Who’s the Healthiest Candidate?
Where does much of our news content come from these days anyway? I’ve seen a dozen op-eds this month reporting authoritatively that Hillary and Barack have nearly identical health reform concepts. Where do these lame analyses come from? The two candidates have very different approaches, with different strengths, weaknesses and implications for medicine.
Hillary proposes that all Americans must have coverage in five years through a pluralistic private sector approach. Her plan involves an individual mandate for uninsured persons, means to strengthen existing employer coverage and a commitment to take on the fight for major insurance reforms. She also supports somewhat unspecified quality of care improvements. While she proposes subsidies for lower income families, she would basically require everybody to pay their fair share of coverage costs, with nobody freeloading anymore.
Obama meanwhile proposes covering only kids 0 – 18 through expanded public coverage and then proposes to get costs down for everybody else by voluntary negotiations with insurers. (Whoever advised him negotiations will produce friendlier, more socially responsible for-profit insurers needs their meds adjusted.) Mr. Obama expects more people to voluntarily buy insurance. If this doesn’t work — and it certainly won’t without insurance reform with teeth — he favors a single payer system in the future, while Ms. Clinton has specified she does not favor that goal.
The only real commonality I see in the two approaches is that both propose to pay for the public costs of their ideas by reducing the Bush tax breaks to wealthy individuals. (Meanwhile, on the R side, Mr.
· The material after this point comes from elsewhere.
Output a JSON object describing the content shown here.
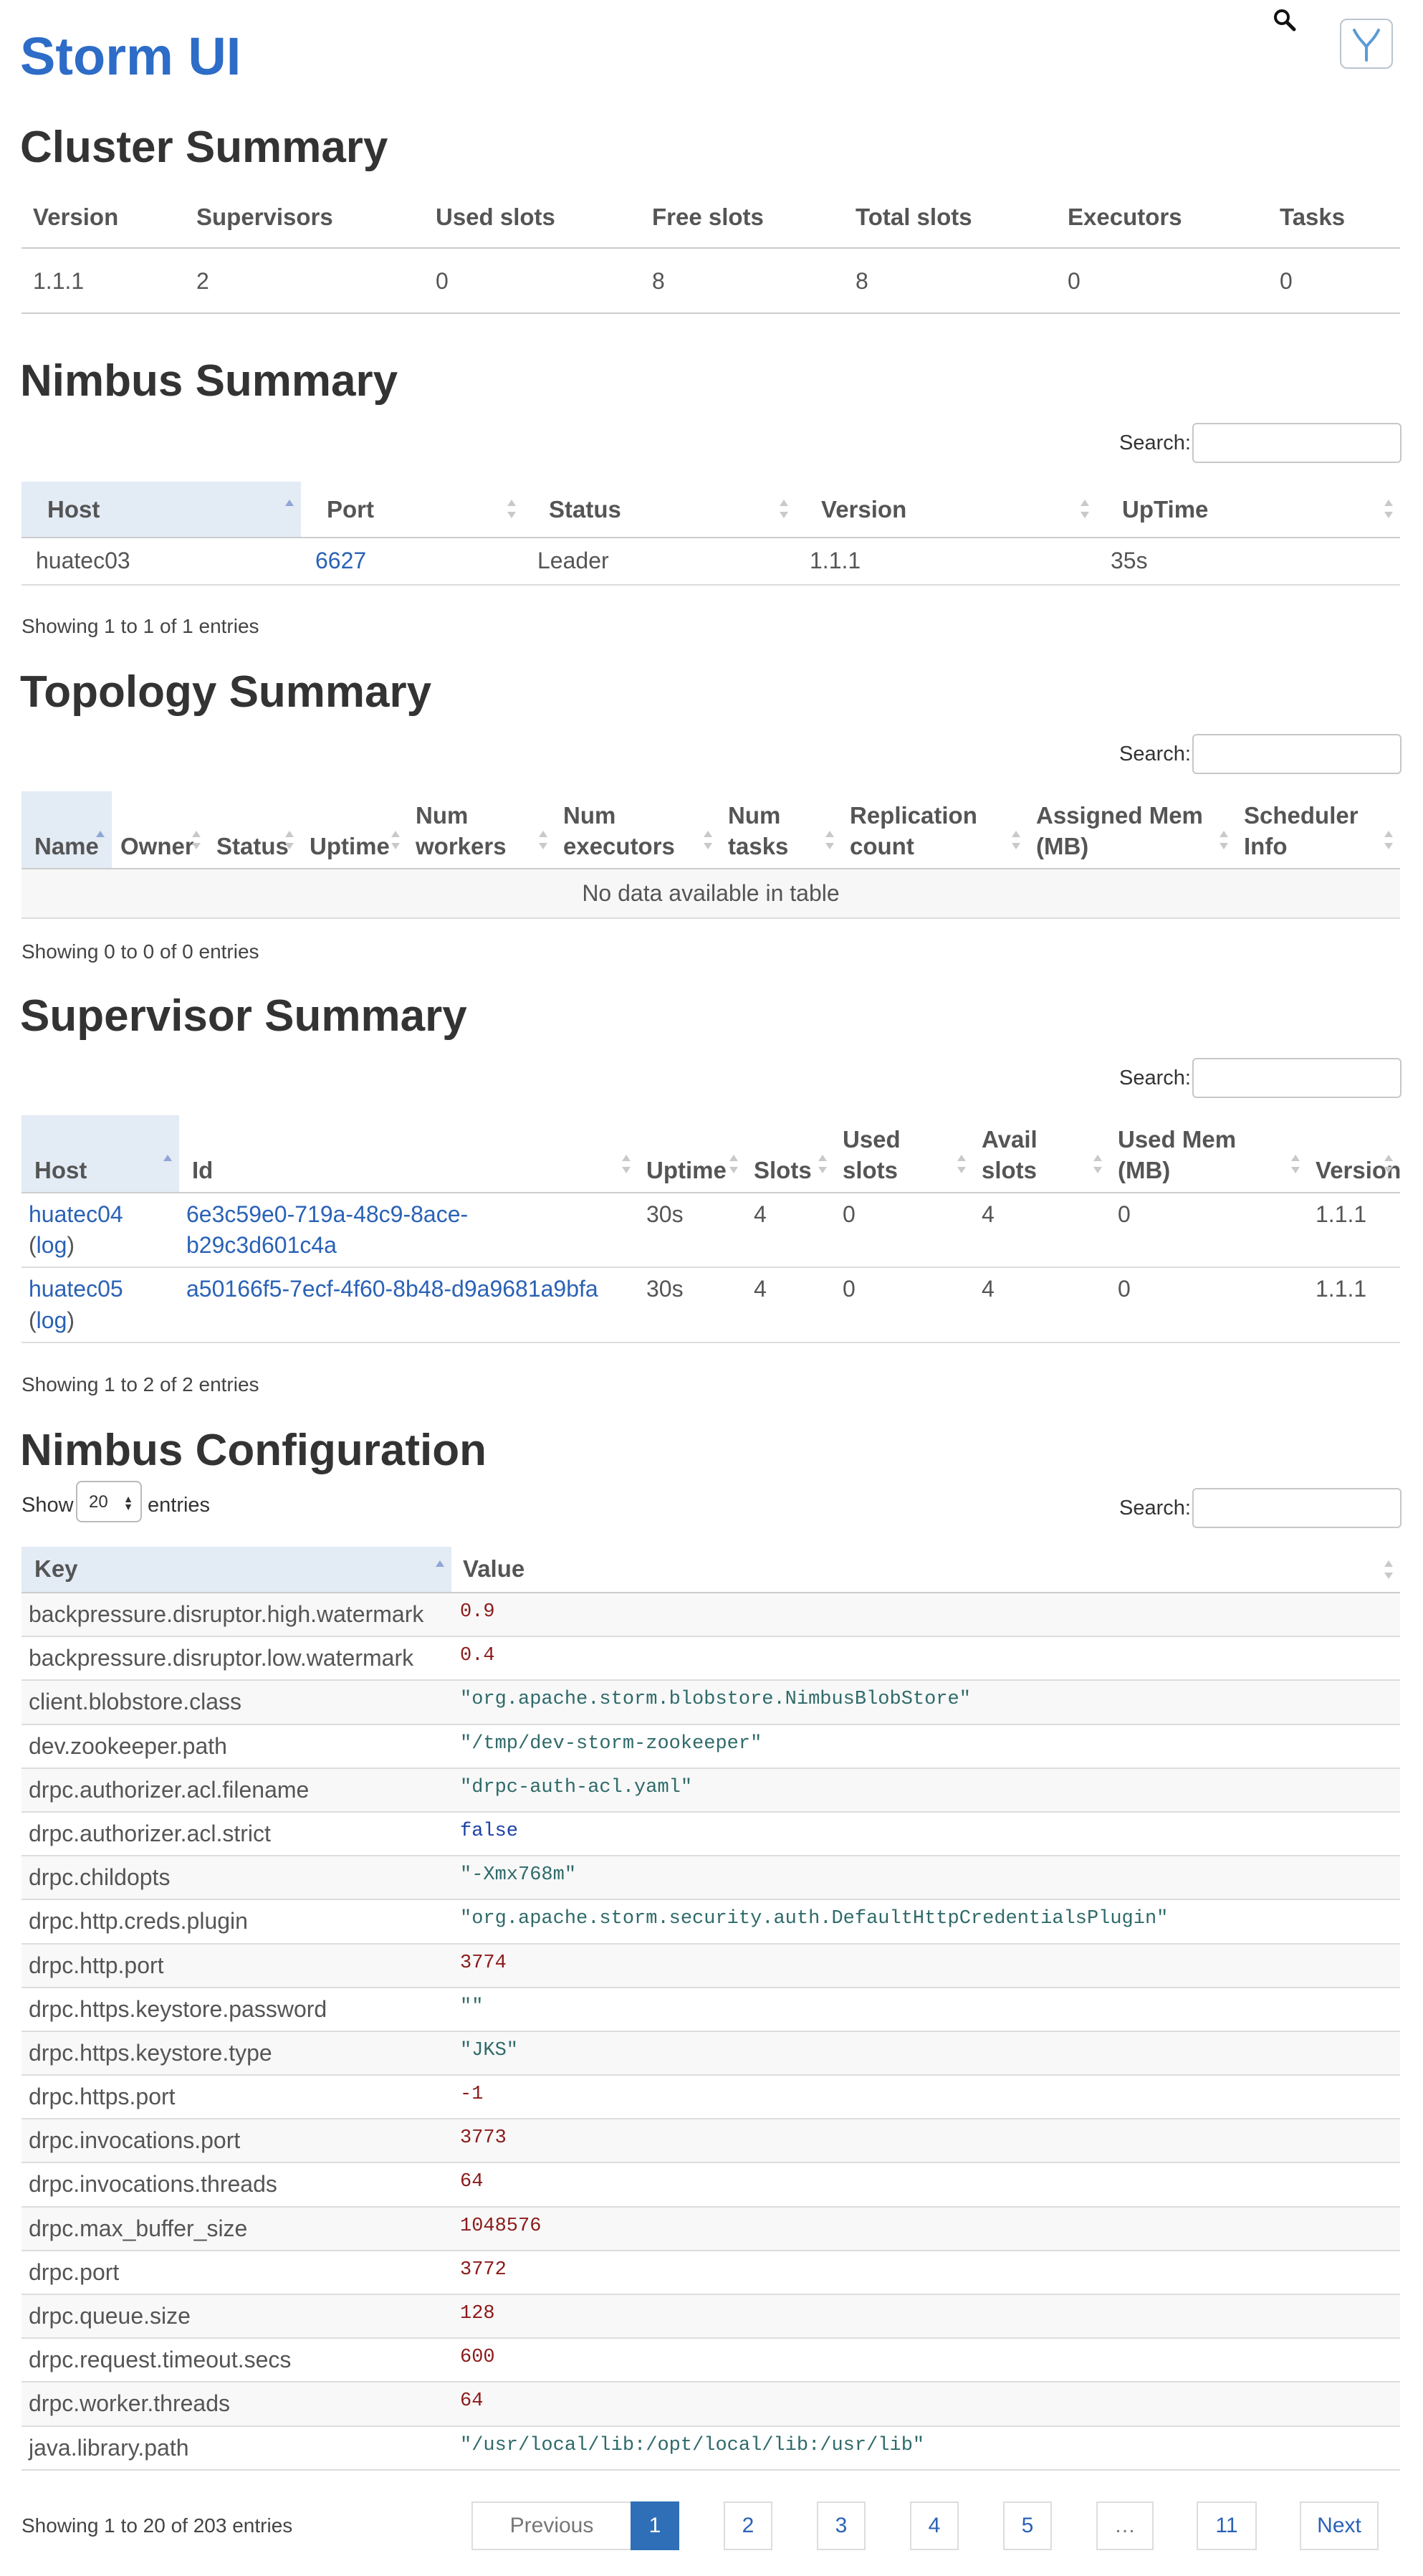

McCain has no major access expansion or reform plan other than his desire to increase tax credits for individual coverage to incentivize greater coverage. He has not yet mentioned insurance reforms.)
Regardless, Mr. Obama is now the likely Democratic nominee, with good old Ted Kennedy advising. One take-home: We’d better focus carefully on what Medicare reform looks like, because it could be a much bigger program in five years. Another take-home: There really is no politically viable plan for reform on the table yet, giving us more time to help suggest one.